Cambian la empresa que hace el escrutinio provisorio en las elecciones

Cambian la empresa que hace el escrutinio provisorio en las elecciones

La empresa de origen venezolano Smartmatic será la encargada de hacer el recuento de votos provisorio de las elecciones nacionales de este año y desplazó de ese negocio a la española Indra, que lo tenía en sus manos desde 1997. Smartmatic, que tiene sede en Holanda, ofreció cobrarle US$ 16.899.920 al Estado nacional por el escrutinio de las PASO del 11 de agosto, las elecciones generales del 27 de octubre y la eventual segunda vuelta prevista para el 24 de noviembre.

Smartmatic ya había pasado la primera ronda (referida a las características y la propuesta técnica) de la licitación junto a Indra y la catalana Scytl, y lo que terminó definiendo la disputa fue la oferta económica. Indra ya anunció que impugnará los resultados. Indra, Smartmatic y Scytl fueron las únicas tres que aprobaron los requisitos técnicos y de antecedentes, en el concurso público internacional que llevó adelante el Correo Argentino.

Smartmatic es una empresa creada en Venezuela, con base en Holanda, que ya le había ganado este año a Indra en la Argentina el contrato para proveer el software de procesamiento de las actas, para transmitirlas desde las escuelas a los centros de cómputos. Y en las pasadas elecciones realizó la identificación por huellas dactilares a 350.000 votantes en zonas de frontera y varias localidades de la provincia de Buenos Aires.

Desde el año 1997, los diferentes gobiernos encomendaron la realización del escrutinio provisorio a la española Indra, que se encargó de proveer el hardware, software y carga de resultados, por los que en los últimos comicios de 2017 facturó 23 millones de dólares. Pero esta vez se terminó su reinado, ya que el Gobierno abrió esa tarea a la competencia y varios proveedores internacionales dieron pelea para quedarse con esa actividad.

En cuanto al aspecto técnico del escrutinio provisorio, el Gobierno realizó varios cambios respecto a las elecciones anteriores. En primer lugar, impuso el escaneo de todas las actas en los centros de votación y su transmisión digital hacia los dos centros de cómputos.

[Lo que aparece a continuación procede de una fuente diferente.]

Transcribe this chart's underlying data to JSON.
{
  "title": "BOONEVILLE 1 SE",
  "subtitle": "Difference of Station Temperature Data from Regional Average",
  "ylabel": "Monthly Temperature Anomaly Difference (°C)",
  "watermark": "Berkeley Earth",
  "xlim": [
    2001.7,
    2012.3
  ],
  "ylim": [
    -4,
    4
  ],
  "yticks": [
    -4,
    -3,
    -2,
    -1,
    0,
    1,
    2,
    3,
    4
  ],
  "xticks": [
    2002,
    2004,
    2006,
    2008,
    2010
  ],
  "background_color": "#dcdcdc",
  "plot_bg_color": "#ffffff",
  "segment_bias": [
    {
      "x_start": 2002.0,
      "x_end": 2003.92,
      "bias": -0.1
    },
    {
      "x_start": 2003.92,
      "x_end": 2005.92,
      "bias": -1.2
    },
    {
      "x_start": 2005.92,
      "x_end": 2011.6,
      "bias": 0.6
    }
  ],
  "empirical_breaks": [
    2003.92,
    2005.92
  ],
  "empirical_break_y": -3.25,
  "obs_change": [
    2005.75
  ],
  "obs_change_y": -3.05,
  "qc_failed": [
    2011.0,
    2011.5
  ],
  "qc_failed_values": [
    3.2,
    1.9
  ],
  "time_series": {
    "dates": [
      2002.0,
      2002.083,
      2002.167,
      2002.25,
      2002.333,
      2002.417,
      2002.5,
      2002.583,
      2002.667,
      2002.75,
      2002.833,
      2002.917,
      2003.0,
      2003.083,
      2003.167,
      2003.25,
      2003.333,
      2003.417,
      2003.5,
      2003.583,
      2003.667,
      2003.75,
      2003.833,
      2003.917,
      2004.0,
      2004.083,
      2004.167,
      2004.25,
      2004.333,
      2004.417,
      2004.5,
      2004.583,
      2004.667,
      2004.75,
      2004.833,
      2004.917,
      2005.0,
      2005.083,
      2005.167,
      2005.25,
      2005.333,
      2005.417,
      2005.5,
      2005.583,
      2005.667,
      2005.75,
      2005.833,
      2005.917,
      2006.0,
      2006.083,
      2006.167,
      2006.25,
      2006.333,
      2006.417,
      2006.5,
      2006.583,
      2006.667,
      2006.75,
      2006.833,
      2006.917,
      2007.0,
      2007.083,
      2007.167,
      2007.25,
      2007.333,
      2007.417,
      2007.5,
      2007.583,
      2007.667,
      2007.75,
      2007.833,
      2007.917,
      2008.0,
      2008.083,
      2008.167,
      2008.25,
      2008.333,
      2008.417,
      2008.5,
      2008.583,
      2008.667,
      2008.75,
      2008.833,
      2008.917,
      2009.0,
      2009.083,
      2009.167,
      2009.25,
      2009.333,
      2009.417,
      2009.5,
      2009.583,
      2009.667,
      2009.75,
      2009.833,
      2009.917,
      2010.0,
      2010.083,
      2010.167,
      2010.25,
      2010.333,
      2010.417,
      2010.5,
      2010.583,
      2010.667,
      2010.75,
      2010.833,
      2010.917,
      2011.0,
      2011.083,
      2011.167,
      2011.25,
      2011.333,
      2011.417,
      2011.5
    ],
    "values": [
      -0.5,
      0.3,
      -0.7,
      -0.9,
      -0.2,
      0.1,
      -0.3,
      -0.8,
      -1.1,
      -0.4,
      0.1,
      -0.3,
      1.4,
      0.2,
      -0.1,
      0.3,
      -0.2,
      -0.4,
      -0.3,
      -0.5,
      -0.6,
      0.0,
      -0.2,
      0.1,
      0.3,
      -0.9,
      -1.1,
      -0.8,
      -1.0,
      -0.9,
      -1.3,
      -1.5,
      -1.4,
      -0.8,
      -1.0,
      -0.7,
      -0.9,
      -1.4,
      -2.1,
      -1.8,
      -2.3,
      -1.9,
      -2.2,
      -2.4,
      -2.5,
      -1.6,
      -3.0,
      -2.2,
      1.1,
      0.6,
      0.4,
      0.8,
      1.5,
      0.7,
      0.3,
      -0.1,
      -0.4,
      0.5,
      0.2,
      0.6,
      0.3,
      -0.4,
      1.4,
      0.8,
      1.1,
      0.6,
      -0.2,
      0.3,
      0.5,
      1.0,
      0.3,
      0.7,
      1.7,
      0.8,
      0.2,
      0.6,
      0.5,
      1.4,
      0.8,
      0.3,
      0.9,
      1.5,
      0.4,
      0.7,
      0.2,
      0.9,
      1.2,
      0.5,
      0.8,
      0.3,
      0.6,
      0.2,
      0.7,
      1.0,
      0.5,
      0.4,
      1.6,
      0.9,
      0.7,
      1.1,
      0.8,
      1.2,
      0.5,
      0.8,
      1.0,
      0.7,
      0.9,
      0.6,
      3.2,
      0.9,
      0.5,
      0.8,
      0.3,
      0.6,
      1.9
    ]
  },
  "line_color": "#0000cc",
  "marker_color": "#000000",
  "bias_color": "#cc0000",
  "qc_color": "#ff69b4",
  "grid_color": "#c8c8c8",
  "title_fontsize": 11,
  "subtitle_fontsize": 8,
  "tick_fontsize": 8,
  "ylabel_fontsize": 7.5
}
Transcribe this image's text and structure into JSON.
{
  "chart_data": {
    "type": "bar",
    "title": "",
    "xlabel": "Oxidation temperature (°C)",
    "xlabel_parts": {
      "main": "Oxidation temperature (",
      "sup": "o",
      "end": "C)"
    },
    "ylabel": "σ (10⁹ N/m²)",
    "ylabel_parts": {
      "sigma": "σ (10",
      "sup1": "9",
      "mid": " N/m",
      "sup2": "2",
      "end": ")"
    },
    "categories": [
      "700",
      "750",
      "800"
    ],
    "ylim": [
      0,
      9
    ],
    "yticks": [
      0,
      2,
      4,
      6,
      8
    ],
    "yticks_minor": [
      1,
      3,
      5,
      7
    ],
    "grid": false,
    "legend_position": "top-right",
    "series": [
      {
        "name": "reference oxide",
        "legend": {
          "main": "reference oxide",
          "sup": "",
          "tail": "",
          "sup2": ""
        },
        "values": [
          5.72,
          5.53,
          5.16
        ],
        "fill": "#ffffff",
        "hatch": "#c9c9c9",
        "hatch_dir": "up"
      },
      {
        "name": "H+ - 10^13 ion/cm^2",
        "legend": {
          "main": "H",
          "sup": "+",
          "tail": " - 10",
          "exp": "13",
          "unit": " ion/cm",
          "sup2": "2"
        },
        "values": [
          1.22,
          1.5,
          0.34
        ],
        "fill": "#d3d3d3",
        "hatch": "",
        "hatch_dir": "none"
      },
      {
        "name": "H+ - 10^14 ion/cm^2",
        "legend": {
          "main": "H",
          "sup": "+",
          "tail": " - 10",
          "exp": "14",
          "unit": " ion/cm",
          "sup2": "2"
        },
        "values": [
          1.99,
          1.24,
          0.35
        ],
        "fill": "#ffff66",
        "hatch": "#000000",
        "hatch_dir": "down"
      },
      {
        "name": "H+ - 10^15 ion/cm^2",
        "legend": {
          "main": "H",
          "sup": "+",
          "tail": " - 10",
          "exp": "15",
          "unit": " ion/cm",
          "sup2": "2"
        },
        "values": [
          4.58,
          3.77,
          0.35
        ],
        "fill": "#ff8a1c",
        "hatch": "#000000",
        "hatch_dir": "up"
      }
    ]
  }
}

Además incluyó la exigencia que los resultados provisorios de las PASO, las elecciones generales y el eventual balotaje se difundan antes de las 22 horas de cada una de esas elecciones, de modo que se sepa esa misma noche quiénes sacaron más votos. De todos modos, esa nueva exigencia está condicionada a que el sistema de recuento provisional haya recibido el 90% de votos en condiciones de ser cargados antes de las 21 horas, desde los 15.000 centros de votación habilitados por el Correo Argentino.